Another reader is rankled at Microsoft's continued belligerence at gaining market share everywhere: "Why can't Microsoft products co-exist? Why do they have to consume, take over, obliterate and kill all the time?"
Readers warn (36 per cent of readers, 616 readers in all) that Microsoft may suffer too. The company has confirmed itself to be willing to spend heavily on making a successful iPod competitor, but stands to lose millions if it fails.
Other likely losers appeared to be "consumers" (12 per cent, 210 votes) and "record companies" (2 per cent, 29 votes).
Just 7 per cent of readers (123 votes) think Apple will suffer at Microsoft's debut into its music market.

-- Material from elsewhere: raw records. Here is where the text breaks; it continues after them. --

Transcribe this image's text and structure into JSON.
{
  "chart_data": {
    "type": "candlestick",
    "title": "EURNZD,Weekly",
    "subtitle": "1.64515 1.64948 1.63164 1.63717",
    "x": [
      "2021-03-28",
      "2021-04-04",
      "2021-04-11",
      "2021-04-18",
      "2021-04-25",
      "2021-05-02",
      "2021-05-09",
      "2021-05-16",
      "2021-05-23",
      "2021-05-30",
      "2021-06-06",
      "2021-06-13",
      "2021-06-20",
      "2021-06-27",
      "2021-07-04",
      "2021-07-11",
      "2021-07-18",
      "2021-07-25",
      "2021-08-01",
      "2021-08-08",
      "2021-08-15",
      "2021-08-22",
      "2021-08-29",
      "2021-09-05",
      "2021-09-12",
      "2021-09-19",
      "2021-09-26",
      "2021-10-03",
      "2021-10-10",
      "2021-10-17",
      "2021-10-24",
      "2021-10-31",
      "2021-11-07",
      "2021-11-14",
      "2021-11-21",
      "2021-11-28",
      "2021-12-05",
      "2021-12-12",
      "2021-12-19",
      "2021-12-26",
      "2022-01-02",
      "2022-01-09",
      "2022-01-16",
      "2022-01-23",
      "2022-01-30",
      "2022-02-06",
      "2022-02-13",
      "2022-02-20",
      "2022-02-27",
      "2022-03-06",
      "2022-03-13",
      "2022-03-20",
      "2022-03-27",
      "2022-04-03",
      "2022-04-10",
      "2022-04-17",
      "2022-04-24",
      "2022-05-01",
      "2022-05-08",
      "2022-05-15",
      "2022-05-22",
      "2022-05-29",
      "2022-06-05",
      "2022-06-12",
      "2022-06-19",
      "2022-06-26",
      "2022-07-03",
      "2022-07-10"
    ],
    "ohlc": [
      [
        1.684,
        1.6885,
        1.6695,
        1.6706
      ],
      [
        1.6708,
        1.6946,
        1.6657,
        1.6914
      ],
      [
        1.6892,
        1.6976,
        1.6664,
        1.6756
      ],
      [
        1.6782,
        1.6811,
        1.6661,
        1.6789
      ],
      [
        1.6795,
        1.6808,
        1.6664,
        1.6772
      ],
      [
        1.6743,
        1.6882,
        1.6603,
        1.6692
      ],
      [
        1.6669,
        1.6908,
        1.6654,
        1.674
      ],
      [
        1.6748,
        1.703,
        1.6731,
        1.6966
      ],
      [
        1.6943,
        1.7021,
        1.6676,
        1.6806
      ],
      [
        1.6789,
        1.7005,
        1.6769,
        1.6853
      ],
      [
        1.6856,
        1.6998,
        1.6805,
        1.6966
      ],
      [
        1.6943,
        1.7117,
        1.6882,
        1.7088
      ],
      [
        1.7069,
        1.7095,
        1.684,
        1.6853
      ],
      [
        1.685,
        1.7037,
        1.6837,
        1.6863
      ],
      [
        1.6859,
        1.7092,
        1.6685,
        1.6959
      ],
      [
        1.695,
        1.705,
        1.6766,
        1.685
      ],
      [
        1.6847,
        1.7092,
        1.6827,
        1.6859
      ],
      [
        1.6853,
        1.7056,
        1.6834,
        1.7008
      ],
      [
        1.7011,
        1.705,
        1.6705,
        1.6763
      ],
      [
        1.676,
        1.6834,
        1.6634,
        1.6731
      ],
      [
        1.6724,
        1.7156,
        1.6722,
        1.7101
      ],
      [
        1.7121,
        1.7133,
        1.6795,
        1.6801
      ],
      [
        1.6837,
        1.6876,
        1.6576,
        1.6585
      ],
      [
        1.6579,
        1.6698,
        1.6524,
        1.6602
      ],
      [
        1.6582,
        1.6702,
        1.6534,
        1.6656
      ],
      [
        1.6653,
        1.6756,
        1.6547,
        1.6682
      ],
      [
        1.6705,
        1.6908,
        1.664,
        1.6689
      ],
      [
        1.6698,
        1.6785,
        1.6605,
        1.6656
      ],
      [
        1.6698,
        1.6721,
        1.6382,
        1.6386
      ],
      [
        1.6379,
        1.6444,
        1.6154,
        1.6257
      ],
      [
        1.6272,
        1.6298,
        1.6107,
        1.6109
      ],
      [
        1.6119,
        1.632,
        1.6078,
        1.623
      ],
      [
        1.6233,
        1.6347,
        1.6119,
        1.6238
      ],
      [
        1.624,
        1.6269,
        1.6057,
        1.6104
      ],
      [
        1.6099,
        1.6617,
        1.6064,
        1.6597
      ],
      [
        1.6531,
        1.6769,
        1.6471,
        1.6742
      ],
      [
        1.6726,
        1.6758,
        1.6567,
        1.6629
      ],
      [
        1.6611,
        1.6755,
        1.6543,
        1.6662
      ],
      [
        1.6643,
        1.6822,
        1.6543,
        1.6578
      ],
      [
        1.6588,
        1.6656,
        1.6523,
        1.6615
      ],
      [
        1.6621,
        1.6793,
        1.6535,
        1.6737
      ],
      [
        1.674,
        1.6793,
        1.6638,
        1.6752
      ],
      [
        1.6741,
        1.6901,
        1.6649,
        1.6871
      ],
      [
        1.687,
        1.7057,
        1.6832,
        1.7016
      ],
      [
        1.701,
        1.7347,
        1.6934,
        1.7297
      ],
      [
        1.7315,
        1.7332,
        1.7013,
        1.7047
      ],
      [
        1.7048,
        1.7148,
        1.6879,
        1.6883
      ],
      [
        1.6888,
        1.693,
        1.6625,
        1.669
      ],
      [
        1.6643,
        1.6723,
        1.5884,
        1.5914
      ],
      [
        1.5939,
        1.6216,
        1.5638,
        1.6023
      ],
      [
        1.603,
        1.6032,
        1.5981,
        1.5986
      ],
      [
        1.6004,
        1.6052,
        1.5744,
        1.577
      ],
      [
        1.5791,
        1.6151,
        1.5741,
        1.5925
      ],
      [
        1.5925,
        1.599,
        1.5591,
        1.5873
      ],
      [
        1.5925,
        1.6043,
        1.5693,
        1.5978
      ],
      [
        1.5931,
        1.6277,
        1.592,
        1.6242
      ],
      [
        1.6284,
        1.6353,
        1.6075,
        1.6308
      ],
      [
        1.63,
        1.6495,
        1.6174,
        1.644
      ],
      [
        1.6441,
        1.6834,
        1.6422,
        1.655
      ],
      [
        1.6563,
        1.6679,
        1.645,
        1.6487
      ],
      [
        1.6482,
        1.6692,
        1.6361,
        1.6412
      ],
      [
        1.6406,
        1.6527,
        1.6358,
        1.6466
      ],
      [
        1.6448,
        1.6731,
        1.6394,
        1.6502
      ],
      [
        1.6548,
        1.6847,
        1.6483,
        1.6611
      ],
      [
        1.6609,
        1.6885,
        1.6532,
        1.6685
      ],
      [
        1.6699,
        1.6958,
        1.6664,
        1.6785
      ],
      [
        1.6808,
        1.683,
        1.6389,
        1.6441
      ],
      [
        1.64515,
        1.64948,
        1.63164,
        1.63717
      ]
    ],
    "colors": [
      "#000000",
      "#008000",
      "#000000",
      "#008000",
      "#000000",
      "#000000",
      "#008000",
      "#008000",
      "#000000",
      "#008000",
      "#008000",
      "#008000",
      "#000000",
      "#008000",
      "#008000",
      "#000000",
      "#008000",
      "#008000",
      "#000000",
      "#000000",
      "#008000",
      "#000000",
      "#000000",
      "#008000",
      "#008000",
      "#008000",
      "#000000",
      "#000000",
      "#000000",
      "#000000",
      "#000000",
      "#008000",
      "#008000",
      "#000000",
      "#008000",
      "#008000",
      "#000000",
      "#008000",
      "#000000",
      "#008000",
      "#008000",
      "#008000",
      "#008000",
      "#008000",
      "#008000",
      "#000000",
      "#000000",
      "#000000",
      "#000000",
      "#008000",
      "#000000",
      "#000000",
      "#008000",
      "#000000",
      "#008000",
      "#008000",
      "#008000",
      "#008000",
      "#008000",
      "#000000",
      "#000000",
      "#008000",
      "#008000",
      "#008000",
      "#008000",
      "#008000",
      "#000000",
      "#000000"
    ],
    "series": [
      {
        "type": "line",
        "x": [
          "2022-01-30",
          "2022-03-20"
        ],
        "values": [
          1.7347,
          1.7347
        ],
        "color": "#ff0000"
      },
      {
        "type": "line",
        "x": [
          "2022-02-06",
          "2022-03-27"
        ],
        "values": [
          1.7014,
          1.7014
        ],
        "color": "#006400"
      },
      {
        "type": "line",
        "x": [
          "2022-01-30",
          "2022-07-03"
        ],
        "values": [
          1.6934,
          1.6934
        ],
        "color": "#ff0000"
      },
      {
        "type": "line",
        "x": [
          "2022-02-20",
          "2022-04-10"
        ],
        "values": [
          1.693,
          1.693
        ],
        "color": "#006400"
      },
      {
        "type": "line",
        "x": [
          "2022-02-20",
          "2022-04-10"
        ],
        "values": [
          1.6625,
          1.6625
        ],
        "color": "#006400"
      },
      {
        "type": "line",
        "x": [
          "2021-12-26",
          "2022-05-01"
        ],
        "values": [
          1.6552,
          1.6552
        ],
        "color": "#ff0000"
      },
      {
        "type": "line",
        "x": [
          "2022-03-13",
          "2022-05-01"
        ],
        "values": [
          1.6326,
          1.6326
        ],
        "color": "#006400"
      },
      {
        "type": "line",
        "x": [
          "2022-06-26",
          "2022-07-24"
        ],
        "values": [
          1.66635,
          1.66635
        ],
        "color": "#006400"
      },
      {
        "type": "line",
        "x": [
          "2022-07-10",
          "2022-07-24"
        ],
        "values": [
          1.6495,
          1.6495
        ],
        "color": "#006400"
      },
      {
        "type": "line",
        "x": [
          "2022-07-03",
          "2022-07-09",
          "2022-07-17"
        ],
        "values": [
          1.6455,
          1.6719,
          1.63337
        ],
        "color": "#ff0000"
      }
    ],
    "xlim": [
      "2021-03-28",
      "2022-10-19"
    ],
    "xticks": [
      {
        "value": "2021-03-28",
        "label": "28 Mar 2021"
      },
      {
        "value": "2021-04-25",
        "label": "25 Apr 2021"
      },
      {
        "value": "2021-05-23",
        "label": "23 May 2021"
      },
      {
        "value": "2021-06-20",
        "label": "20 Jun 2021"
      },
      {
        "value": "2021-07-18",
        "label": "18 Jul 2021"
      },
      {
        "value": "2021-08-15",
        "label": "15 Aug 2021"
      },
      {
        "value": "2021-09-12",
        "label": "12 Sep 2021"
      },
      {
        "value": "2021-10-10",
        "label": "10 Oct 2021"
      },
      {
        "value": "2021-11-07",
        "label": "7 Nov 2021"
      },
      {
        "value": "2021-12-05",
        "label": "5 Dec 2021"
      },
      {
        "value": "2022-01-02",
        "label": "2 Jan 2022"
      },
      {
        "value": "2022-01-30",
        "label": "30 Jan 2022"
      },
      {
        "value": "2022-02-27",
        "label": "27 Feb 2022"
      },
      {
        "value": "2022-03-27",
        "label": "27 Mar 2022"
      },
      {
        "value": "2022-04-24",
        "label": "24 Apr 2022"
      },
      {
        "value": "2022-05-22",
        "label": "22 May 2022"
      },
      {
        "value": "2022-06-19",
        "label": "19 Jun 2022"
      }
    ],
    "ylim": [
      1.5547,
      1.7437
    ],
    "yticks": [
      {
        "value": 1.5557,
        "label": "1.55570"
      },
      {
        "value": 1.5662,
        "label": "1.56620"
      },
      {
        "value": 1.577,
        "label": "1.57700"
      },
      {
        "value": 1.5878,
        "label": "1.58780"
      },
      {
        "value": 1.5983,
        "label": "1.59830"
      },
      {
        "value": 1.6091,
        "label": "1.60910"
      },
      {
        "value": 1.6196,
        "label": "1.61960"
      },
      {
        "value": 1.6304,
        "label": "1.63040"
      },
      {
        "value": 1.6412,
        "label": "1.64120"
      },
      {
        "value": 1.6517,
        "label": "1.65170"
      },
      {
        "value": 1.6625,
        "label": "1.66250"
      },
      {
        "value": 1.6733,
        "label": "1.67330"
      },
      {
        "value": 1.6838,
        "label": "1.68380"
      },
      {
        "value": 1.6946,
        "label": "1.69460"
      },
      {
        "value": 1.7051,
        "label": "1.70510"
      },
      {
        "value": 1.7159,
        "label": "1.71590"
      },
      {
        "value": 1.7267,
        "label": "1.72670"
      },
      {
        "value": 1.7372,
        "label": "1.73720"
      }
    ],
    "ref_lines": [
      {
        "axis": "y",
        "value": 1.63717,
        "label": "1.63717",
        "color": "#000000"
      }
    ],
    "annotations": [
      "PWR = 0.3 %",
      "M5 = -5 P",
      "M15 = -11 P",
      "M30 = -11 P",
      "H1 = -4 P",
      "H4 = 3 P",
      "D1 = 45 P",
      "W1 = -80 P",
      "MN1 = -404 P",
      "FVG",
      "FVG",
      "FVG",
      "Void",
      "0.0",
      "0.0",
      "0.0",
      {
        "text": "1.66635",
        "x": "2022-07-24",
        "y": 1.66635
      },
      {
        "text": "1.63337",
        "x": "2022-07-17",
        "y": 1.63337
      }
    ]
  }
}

"I think it's going to be a very complicated situation. Steve Jobs will relish the opportunity to humiliate Microsoft now that it has chosen to fight him where he is strongest. There's no doubt that he will launch the most innovative iPod possible to leave the Zune in the dust. Winners: consumers. Losers: Microsoft's former partners who were making other MP3 players.
"My feeling is that Zune won't live up to the hype and will spectacularly fail on its own," one reader remarked.